Being from an “older” generation some of the books I read and the author’s thereof may seem strange or even unknown to more “modern” readers. No matter – I still read what I like and like what I read!
It is often the first few words of a book that draw one into continuing. Without going into an exhaustive list I will just give a few examples from books I have read.
One of the best to my mind is, “Wanted, a detective – to arrest the flight of time!” This is the opening sentence from the (1935) autobiography of Dr Halliday Sutherland, “The Arches of the Years”. My mother, dear old thing that she was, sensed my love of literature and well written books, and suggested this book to me and mentioned that first sentence. I was intrigued!
Charles Dickens also obviously had the knack of punchy first sentences. Take the opening of his well-loved “A Christmas Carol” – “Marley was dead, to begin with. There was no doubt whatever about that.”
And then of course the opening (very long) sentence from Dickens’ “A Tale of Two Cities” - “It was the best of times, it was the worst of times, it was the age of wisdom, it was the age of foolishness, it was the epoch of belief, it was the epoch of incredulity, it was the season of Light, it was the season of Darkness, it was the spring of hope, it was the winter of despair, we had everything before us, we were all going direct to Heaven, we were all going direct the other way – in short the period was so far like the present period, that some of the noisiest authorities insisted on it being received, for good or for evil, in the superlative degree of comparison only.”

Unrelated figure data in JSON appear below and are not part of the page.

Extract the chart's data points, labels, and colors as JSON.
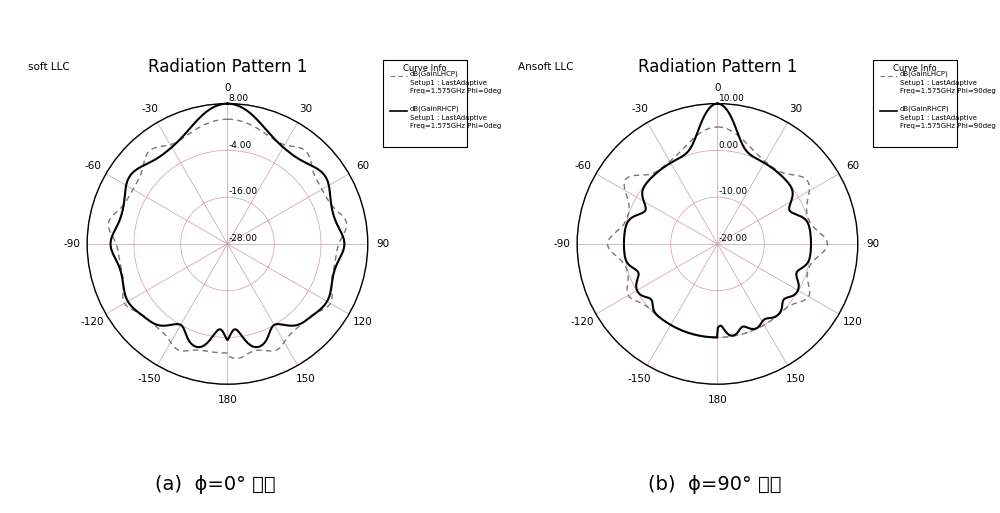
{
  "title": "Radiation Pattern 1",
  "left_label": "soft LLC",
  "right_label": "Ansoft LLC",
  "subtitle_a": "(a)  ϕ=0° 平面",
  "subtitle_b": "(b)  ϕ=90° 平面",
  "plot_a": {
    "r_ticks": [
      8.0,
      -4.0,
      -16.0,
      -28.0
    ],
    "r_max": 8.0,
    "r_min": -28.0,
    "legend_lines": [
      "dB(GainLHCP)",
      "Setup1 : LastAdaptive",
      "Freq=1.575GHz Phi=0deg",
      "dB(GainRHCP)",
      "Setup1 : LastAdaptive",
      "Freq=1.575GHz Phi=0deg"
    ]
  },
  "plot_b": {
    "r_ticks": [
      10.0,
      0.0,
      -10.0,
      -20.0
    ],
    "r_max": 10.0,
    "r_min": -20.0,
    "legend_lines": [
      "dB(GainLHCP)",
      "Setup1 : LastAdaptive",
      "Freq=1.575GHz Phi=90deg",
      "dB(GainRHCP)",
      "Setup1 : LastAdaptive",
      "Freq=1.575GHz Phi=90deg"
    ]
  },
  "angle_ticks": [
    0,
    30,
    60,
    90,
    120,
    150,
    180,
    -150,
    -120,
    -90,
    -60,
    -30
  ],
  "bg_color": "#ffffff",
  "grid_color": "#aaaaaa",
  "solid_line_color": "#000000",
  "dashed_line_color": "#555555"
}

I can’t help adding that while this book was written in 1859, that sentence could apply equally well today (USA, UK, Australia – any other suggestions?)!!
Another author not much read today is Nevil Shute. Some of his books are very dated but they are all very good and well-written tales. This opening sentence from his famous “A Town like Alice” - “James MacFadden died in March 1905 when he was forty-seven years old; he was riding in the Driffield Point-to-Point.”
Then what I think is my favourite Nevil Shute story, “An old captivity”, starts “This case came before me quite by chance in the spring of last year.” And so it goes on.
Jeffery Farnol is another “old fashioned” author – it is actually quite difficult to
get hold of his books nowadays. He was almost an exact contemporary of the historical novelist Georgette Heyer and wrote rattling good yarns of daring do in the 17thand 18thcenturies – always a sword fight or duel of some sort, and of course a beautiful feisty maiden to be won! As an example the first line of “Martin Conisby’s Vengence” – “The Frenchman beside me had been dead since dawn,” sets the tone. Martin Conisby had been captured by Barbary pirates and was a galley slave sharing an oar with the Frenchman.
Erskine Childers, the British author who was a supporter of a “free Ireland” and who smuggled guns into Ireland, in his yacht, for what became the IRA, wrote his most famous book “The Riddle of the Sands”. He was executed by the British for his troubles in 1922.
The Riddle of the Sands, written in1903, was amazingly prescient in that, to my mind, it foretold the possible invasion of England by the Germans using barges towed by tugboats from the "sands" - the low lying islands of the Frisian coast and Holland. Just what Hitler had in mind in 1940!
The 1903 very English view of the world is evident in the first sentence, but it is a rattling good story – “I have read of men who, when forced by their calling to live for long periods in utter solitude – save for a few black faces – have made it a rule to dress regularly for dinner in order to maintain their self-respect and prevent a relapse in barbarism.”
Then of course there is Robert Louis Stevenson’s famous “Treasure Island”. The first sentence – “Squire Trelawney, Dr. Livesey, and the rest of these gentlemen having asked me to write down the whole particulars about Treasure Island, from the beginning to the end, keeping nothing back but the bearing of the island, and that only because there is treasure still not lifted, I take up my pen in the year 17 --- and go back to the time my father kept the Admiral Benbow inn and the brown old seaman with the sabre cut first took up his lodgings under our roof.”
Who would not be drawn into reading further?
I could go on, but as I said at the opening of this post – these are just a few examples that I have found intriguing.